Çocuğun gelişim geçmişine ilişkin ön bilgi ve belirtilerin ve bozuklukların ortaya konulması, terapistin çocuk oyununun anlamını yorumlamasına yardımcı olur. Kural olarak psikanalist, çocuğa oyununun bilinçdışı kökenlerini açıklamaya çalışır; bunun için çocuğun, oyunda kullanılan figürlerin ailesinin gerçek üyelerinden hangilerini temsil ettiğini anlamasına yardımcı olmak için büyük bir ustalık kullanması gerekir. Aynı zamanda psikanalist, yorumun deneyimlenen psişik gerçekliği doğru bir şekilde yansıttığı konusunda ısrar etmez; bu daha ziyade metaforik bir açıklama veya test edilmek üzere ileri sürülen yorumlayıcı bir öneridir. Çocuk kendi kafasında bilinmeyen bir şeyin ("bilinçdışı") olduğunu ve analistin de oyununa katıldığını anlamaya başlar.
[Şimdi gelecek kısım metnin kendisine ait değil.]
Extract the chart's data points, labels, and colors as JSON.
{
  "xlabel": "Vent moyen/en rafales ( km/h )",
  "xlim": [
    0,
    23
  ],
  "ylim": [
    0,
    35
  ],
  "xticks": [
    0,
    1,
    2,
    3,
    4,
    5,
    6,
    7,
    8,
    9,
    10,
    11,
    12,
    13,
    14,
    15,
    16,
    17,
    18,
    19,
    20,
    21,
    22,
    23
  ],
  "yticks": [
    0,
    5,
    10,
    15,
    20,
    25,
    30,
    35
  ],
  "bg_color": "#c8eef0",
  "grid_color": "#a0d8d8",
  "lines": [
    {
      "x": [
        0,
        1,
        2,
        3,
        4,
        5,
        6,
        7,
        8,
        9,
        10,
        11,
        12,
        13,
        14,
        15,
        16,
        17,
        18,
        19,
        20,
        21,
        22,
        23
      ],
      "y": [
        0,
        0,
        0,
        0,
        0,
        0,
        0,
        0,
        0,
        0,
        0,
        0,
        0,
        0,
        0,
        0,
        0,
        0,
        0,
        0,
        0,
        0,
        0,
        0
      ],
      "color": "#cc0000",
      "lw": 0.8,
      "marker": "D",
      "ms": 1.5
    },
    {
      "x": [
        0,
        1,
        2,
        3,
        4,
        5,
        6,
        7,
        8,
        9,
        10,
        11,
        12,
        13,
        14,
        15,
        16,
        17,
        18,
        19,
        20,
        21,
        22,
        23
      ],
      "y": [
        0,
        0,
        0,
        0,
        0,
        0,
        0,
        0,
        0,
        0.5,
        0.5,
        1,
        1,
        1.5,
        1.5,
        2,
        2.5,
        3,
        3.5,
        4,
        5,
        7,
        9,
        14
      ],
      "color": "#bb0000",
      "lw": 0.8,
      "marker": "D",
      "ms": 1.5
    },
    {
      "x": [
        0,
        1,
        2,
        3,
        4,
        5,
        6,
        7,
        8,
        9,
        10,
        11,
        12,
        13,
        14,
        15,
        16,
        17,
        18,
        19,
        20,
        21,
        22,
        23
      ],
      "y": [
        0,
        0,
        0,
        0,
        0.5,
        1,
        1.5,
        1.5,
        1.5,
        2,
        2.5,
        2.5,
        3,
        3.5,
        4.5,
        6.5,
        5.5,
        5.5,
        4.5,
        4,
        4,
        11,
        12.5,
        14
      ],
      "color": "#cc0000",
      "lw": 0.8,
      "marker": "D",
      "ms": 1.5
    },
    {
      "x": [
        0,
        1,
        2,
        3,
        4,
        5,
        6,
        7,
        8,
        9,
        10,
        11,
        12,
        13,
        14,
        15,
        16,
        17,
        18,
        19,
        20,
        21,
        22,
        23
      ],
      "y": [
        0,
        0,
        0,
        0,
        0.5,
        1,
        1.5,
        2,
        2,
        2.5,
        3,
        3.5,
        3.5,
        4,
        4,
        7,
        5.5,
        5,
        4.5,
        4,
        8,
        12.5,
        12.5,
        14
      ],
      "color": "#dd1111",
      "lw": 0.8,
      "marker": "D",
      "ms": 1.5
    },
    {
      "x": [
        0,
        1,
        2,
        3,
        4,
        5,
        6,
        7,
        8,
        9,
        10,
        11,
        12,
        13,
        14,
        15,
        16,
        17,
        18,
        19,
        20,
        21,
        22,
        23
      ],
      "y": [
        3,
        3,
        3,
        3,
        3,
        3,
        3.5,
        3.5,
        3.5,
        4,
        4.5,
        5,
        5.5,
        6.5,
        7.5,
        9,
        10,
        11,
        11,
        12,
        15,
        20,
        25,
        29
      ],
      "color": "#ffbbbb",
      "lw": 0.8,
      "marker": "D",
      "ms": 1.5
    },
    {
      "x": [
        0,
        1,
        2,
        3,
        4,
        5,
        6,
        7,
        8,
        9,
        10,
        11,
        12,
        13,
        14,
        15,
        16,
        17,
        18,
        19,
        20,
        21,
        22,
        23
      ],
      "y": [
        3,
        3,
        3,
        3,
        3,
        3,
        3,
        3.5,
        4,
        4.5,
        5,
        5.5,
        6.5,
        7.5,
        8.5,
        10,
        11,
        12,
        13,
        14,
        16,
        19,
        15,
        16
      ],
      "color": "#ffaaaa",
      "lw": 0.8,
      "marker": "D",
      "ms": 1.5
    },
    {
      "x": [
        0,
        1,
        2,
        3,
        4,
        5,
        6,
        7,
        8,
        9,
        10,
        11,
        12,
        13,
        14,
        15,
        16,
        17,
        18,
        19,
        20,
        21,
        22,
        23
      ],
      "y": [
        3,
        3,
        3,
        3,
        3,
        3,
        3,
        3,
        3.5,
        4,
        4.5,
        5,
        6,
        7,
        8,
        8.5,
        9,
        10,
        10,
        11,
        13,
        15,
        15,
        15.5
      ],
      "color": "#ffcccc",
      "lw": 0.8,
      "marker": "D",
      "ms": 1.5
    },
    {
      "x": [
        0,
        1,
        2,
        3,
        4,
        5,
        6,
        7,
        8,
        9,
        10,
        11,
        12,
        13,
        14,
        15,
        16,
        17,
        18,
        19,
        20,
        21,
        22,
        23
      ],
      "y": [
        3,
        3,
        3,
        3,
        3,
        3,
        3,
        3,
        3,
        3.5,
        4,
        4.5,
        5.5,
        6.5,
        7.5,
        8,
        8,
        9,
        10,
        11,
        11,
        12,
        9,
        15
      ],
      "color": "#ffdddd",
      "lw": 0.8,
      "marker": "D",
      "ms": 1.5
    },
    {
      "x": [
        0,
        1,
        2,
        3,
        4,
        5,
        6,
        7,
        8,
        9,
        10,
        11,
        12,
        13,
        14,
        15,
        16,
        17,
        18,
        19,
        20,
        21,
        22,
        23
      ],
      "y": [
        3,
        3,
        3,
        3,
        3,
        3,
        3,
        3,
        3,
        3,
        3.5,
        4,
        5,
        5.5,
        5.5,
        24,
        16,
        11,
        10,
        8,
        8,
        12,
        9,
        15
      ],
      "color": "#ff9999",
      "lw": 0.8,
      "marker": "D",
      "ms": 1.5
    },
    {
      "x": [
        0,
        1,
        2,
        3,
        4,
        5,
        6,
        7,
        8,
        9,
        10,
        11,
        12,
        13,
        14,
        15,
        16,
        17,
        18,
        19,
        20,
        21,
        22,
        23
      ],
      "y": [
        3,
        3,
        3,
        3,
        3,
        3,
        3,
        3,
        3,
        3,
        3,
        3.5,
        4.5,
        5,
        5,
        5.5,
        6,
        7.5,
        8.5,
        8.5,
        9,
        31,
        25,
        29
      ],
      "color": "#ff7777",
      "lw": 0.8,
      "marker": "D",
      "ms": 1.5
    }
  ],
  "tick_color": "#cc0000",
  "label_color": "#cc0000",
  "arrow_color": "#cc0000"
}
Bazen çocuk, saldırganlığının babasına veya erkek kardeşine yönelik olduğu söylendiğinde terapistin yorumunu kabul etmeyi reddedebilir ve hatta oynamayı bırakabilir ve oyuncakları atabilir. Bu tür tepkiler de psikanalistin yorumunun konusu haline gelir.Çocuğun oyununun doğasındaki değişiklikler, oyunun önerilen yorumunun doğruluğunu doğrudan doğrulayabilir.